To realize what it means let’s translate from computer scale (nanoseconds) to human scale (seconds) by applying a straightforward rule.

1 nanosecond => 1 second

Now we have to represent the time according to proper unit we use all the day long: seconds, minutes, hours, days, months and years. I will do that in Python by simply using the humanize.naturaltime function to convert values stored in a DataFrame. It’s part of package I’ve already used in a previous article4: humanize.

# True is for future=True
df['timing'] = df['timing'].apply(humanize.naturaltime, args=(True,))

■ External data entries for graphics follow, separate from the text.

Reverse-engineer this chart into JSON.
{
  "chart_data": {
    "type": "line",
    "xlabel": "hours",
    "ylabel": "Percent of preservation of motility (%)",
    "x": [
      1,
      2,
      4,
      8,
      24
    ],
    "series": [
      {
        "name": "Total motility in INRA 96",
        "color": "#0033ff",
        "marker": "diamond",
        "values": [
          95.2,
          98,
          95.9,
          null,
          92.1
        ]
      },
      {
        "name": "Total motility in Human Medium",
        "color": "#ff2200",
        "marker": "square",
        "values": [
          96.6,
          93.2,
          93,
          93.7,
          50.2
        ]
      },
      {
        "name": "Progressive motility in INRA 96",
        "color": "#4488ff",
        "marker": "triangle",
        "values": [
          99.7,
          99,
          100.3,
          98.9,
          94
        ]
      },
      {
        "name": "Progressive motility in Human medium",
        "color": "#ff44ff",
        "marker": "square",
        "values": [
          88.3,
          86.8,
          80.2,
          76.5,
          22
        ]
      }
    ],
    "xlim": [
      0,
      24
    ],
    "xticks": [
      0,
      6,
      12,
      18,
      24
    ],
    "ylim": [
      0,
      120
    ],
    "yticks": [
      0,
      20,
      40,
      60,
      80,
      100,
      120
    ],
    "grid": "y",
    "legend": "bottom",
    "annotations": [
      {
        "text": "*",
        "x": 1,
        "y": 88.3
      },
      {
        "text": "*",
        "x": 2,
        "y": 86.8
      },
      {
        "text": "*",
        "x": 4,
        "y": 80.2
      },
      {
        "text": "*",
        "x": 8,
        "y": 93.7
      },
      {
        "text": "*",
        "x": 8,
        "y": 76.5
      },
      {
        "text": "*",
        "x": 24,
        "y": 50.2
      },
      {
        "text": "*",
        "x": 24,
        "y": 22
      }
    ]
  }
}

+-------------------------------------+---------------------+
| operation                           | timing              |
|-------------------------------------+---------------------|
| fetch from L1 cache memory          | now                 |
| branch misprediction                | 5 seconds from now  |
| fetch from L2 cache memory          | 7 seconds from now  |
| Mutex lock/unlock                   | 25 seconds from now |
| fetch from main memory              | a minute from now   |
| send 2K bytes over 1Gbps network    | 5 hours from now    |
| read 1MB sequentially from memory   | 2 days from now     |
| fetch from new disk location (seek) | 3 months from now   |
| read 1MB sequentially from disk     | 7 months from now   |
| send packet US to Europe and back   | 4 years from now    |
+-------------------------------------+---------------------+

It’s pretty clear now! We can visualize immediately–without any computation–the difference between the time required for each operation. Thus, by seeing that the code will block for something like 3 days and then 5 years in human time we immediately realize that it will last a very long time at computer scale and that we should better do something to handle it properly.

val packet = socket.readFromMemory()
// block for 3 days
val confirmation = socket.sendToEurope(packet)
// block for 5 years